I turned on the Penguins/Lightning hockey game and settled in to watch some sports. Because if you read my blog, or my Twitter, or talk to me for like 6 seconds, you’ll know that’s what I usually do. It was a fairly entertaining game but as it reached a commercial break, I checked my Twitter.

Everyone was watching the Oscars. Everyone was hating the Oscars. Everyone was enjoying hating the Oscars. Very quickly, I felt like the guy who hadn’t seen 21 Jump Street yet*.

*Channing Tatum deserved an Oscar nomination for his performance in that movie. That’s not a joke. That movie made a ton of money and was a million times better than it had any right to be for a comedy. Why? Because Tatum owned it. He stole every scene. If you’ve seen it, you know what I’m talking about. If you haven’t….go see it!

From the moment I turned the Oscars on, I became enthralled. The Twitter hate was coming fast and furious and the show deserved every moment of it.

The beauty of Twitter is that no one is immune. If you’re bombing, people let you know. If you’re not getting the job done, there’s no time to spin it. If you’re losing, you’ve lost the world.

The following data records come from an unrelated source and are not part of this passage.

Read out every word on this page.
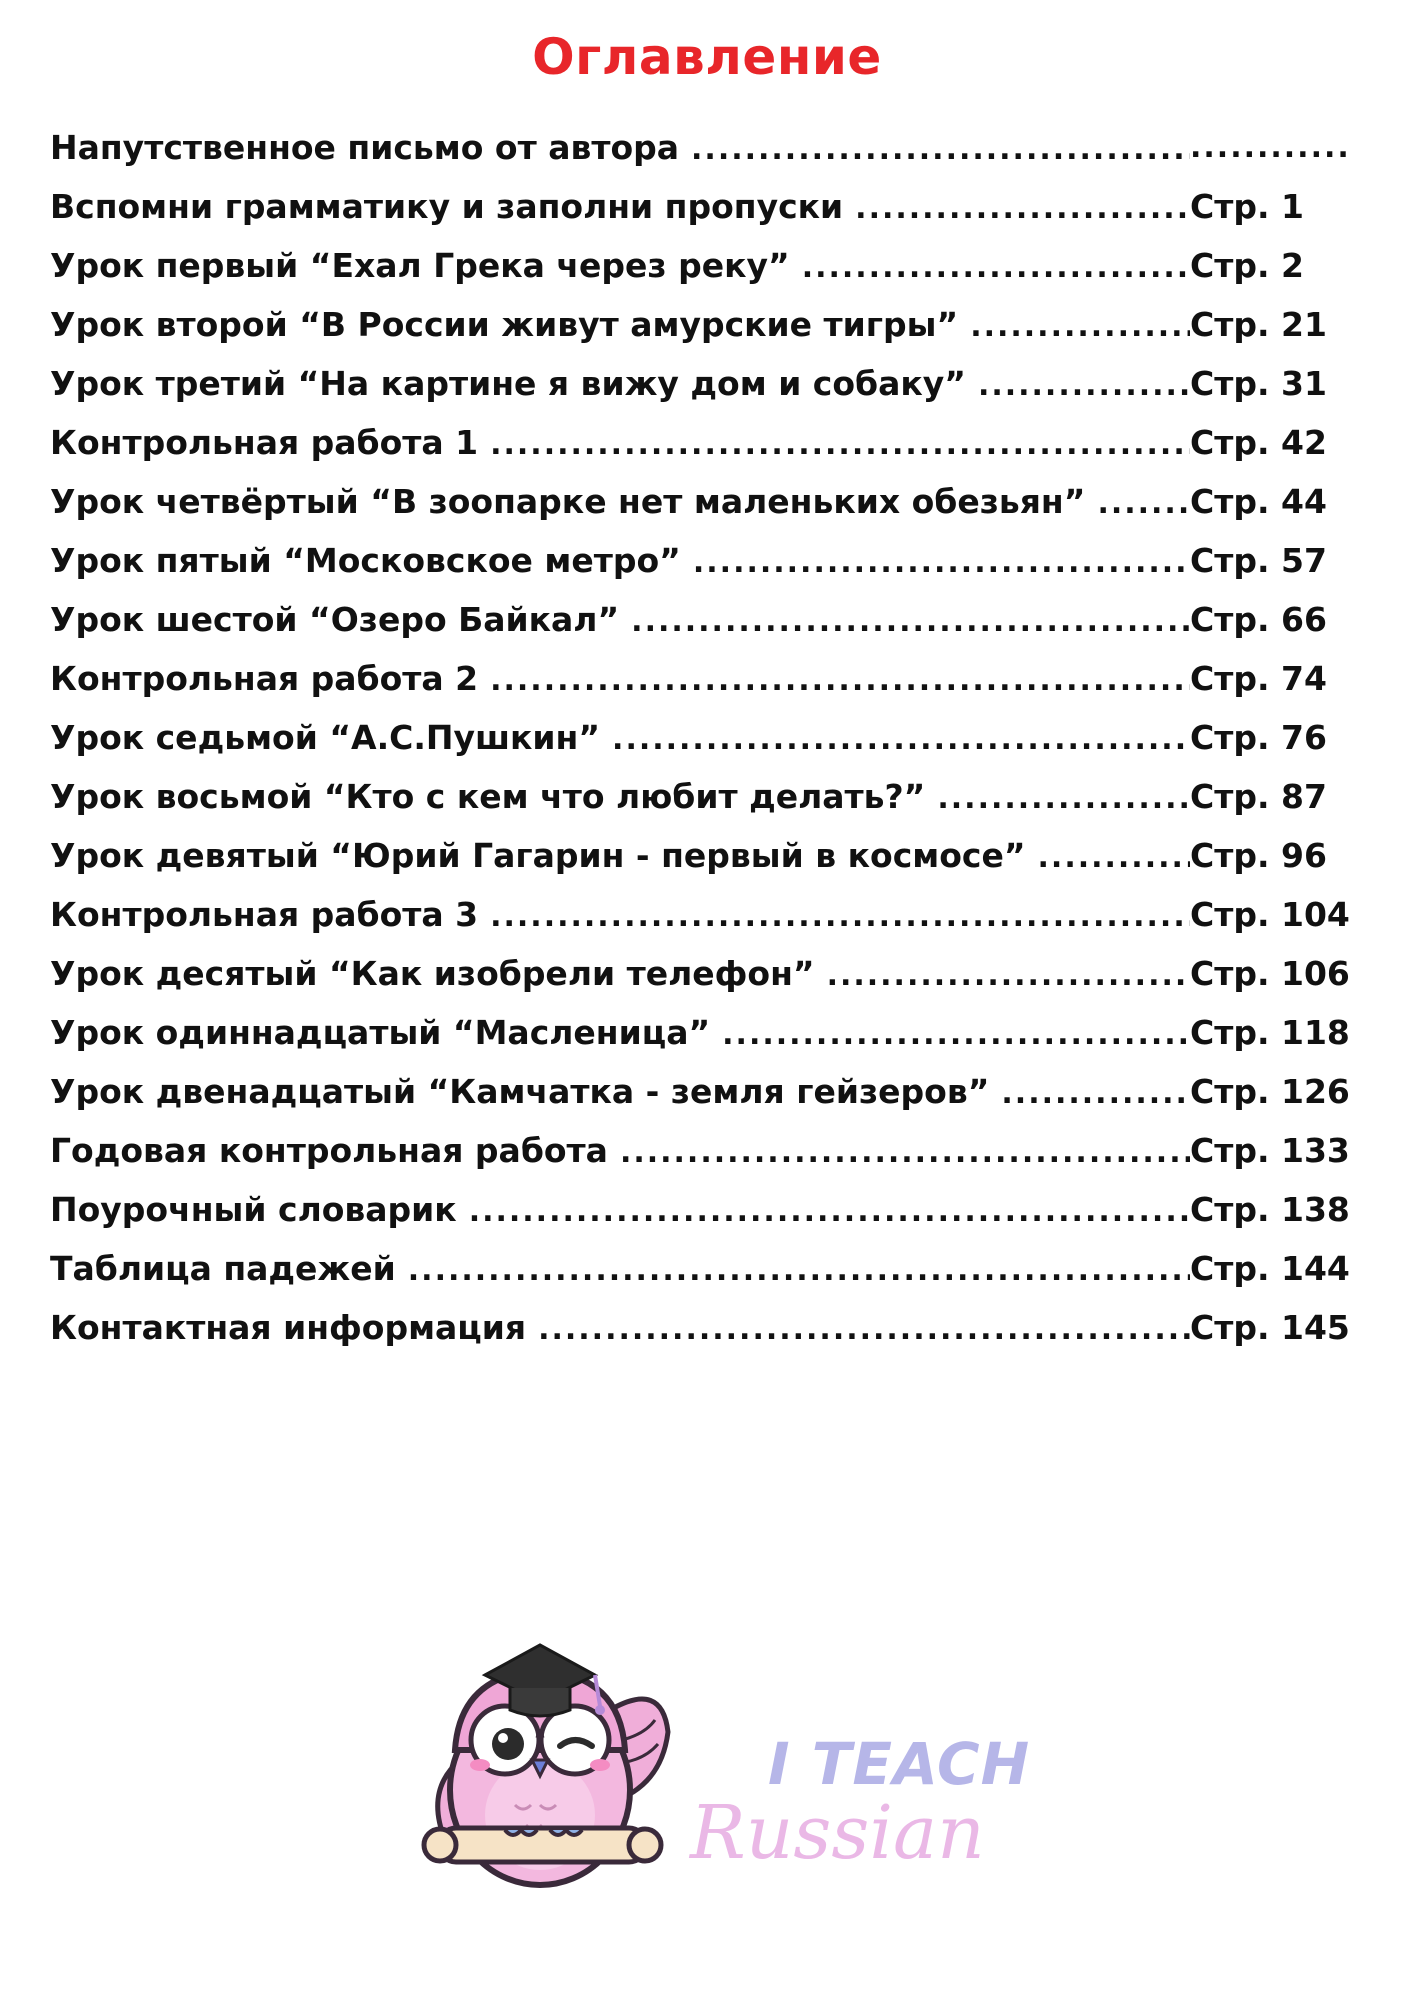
Оглавление
Напутственное письмо от автора .....	............
Вспомни грамматику и заполни пропуски .....	Стр. 1
Урок первый “Ехал Грека через реку” .....	Стр. 2
Урок второй “В России живут амурские тигры” .....	Стр. 21
Урок третий “На картине я вижу дом и собаку” .....	Стр. 31
Контрольная работа 1 .....	Стр. 42
Урок четвёртый “В зоопарке нет маленьких обезьян” .....	Стр. 44
Урок пятый “Московское метро” .....	Стр. 57
Урок шестой “Озеро Байкал” .....	Стр. 66
Контрольная работа 2 .....	Стр. 74
Урок седьмой “А.С.Пушкин” .....	Стр. 76
Урок восьмой “Кто с кем что любит делать?” .....	Стр. 87
Урок девятый “Юрий Гагарин - первый в космосе” .....	Стр. 96
Контрольная работа 3 .....	Стр. 104
Урок десятый “Как изобрели телефон” .....	Стр. 106
Урок одиннадцатый “Масленица” .....	Стр. 118
Урок двенадцатый “Камчатка - земля гейзеров” .....	Стр. 126
Годовая контрольная работа .....	Стр. 133
Поурочный словарик .....	Стр. 138
Таблица падежей .....	Стр. 144
Контактная информация .....	Стр. 145
I TEACH
Russian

The portion of the telecast between the Christoph Waltz’s Best Supporting Actor win and the real awards (Actor, Actress, Picture) past 11:30 p.m. Eastern was one of the most brutal things I’ve ever watched on television.

I can say, without any hesitation, that there is no way I would’ve watched any of it – much less all of it – if it weren’t for Twitter. Let’s just say my 2005 self ends up watching a lot more sports on Sunday night.

The parade of Hans Gruber henchmen that won sound editing awards? Comedy gold.

The endless singing? Tremendous overkill. I was about to make a “This has become the Tony Awards!” joke until I realized “Tony Awards” and “#tonyawards” were both trending worldwide. It’s always nice to be reminded that my jokes aren’t that funny and everyone else already said them anyway.

The In Memoriam forgot Andy Griffith, which seems insane. The musical Chicago received 2 tributes because, well, the producers of the Oscars were the producers of Chicago. Adele performed and you could barely hear her. Ted and Mark Wahlberg presented an award – and okay, that bit was so painful, I changed the channel at that point.

It was a glorious, beautiful and eye-catching train wreck and I simply could not look away. Inappropriate jokes about 9 year olds? Check, even though the Onion’s Twitter feed locked down that title for the night. Kristen Stewart showing up looking disheveled, possibly (ha, possibly) stoned and bruised? Check. Renee Zellweger being unable to read a cue card? Check.

My favorite part of the night came when Ben Affleck, throwing some Michelle Obama-level shade at MacFarlane, said, “Maybe you’ll turn it around.” Apparently he didn’t like a Gigli reference. I liked it all.

In the end, the entire exercise proved what social media pundits have been portraying for years but finally came to fruition.

We still live in a water cooler society. We still want to share in communal events. Except we don’t want to wait until Monday morning – in fact, I had one brief conversation about the Oscars today at work and neither of us really gave a shit about the show.

And that’s the beauty of it. Nothing about the Oscars were truly memorable. Nothing about the movies this year will likely stand the test of time, to reach the pantheon of its recent predecessors like Gladiator, Up or Sideways. More than likely, this year’s movies will fall in line with Crash or Million Dollar Baby – films that were good, not great, overly awarded and quickly forgotten.

One of my favorite movies to watch is Sweet November, the definition to me of a good bad movie that is so terribly terrible that it becomes an enjoyable pleasure to watch.

The 2013 Oscars ceremony was the Sweet November of award shows.

Damn, I wish I had thought to tweet that Sunday night. Well, better late than never.